From a terinal, run `vmd -e load.tcl` or, from the TkConsole of VMD, run `source load.tcl`. Inspect the trajectory, and close VMD when you are done.
%% Cell type:markdown id:e21e8d86 tags:
## Attaching point particles
Besides attaching grids to rigid body objects, we can attach point particles that can be subject to all the usual point-particle potentials. We can use this feature, for example, to confine the center of a rigid body, or to connect multiple rigid bodies together, or to add disordered tails to a structured protein. Note that rigid-body attached particles are not written to the particle dcd and their mass/friction is ignored.
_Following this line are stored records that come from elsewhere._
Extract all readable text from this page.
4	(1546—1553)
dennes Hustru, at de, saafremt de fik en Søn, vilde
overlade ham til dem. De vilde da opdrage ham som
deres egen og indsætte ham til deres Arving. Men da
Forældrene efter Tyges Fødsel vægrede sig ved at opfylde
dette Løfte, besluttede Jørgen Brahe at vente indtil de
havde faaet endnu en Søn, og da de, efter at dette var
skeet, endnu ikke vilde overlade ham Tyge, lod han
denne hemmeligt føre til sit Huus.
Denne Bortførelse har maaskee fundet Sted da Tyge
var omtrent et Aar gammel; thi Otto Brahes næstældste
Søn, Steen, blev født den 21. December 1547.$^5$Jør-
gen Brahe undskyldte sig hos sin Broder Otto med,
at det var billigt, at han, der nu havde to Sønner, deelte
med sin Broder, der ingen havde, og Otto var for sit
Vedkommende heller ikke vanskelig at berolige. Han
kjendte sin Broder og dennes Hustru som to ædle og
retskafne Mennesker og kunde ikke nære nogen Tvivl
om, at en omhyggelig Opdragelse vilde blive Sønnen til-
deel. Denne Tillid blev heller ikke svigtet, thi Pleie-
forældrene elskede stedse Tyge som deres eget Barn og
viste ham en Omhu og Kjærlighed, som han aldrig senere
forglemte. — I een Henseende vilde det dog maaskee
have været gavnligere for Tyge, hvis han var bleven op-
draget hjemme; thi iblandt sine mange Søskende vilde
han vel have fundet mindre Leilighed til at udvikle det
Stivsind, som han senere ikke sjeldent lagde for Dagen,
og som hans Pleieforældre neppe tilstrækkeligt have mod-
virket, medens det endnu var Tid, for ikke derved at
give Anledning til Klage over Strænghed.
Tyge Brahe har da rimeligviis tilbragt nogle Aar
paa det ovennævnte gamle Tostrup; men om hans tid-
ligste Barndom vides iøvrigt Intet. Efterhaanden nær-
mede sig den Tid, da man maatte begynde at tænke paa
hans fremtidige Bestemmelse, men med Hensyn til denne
The syntax for attaching a particle is simple: First create a particle and then run `rigid_body_type.attach_particle( particle )`, or you can provide a list of particles with the keyword `attached_particles` when you create the RigidBodyType object. One caveat: the attached particles cannot belong to any group, and you should wait to define any bonded interactions or restraints, since these act on particle index, which will be unique for the (copied) particle later attached to each rigid body. Non-bonded interactions and those that involve grids or rigid body potentials can be set up beforehand. Once you've constructed rigid body objects, each one will have the attribute `rigid_body.attached_particles` which you can use to access the particles for use in bonded interactions.
As an exercise, see if you can apply a constant force to the SSBs using attached particles subject to a grid-based force.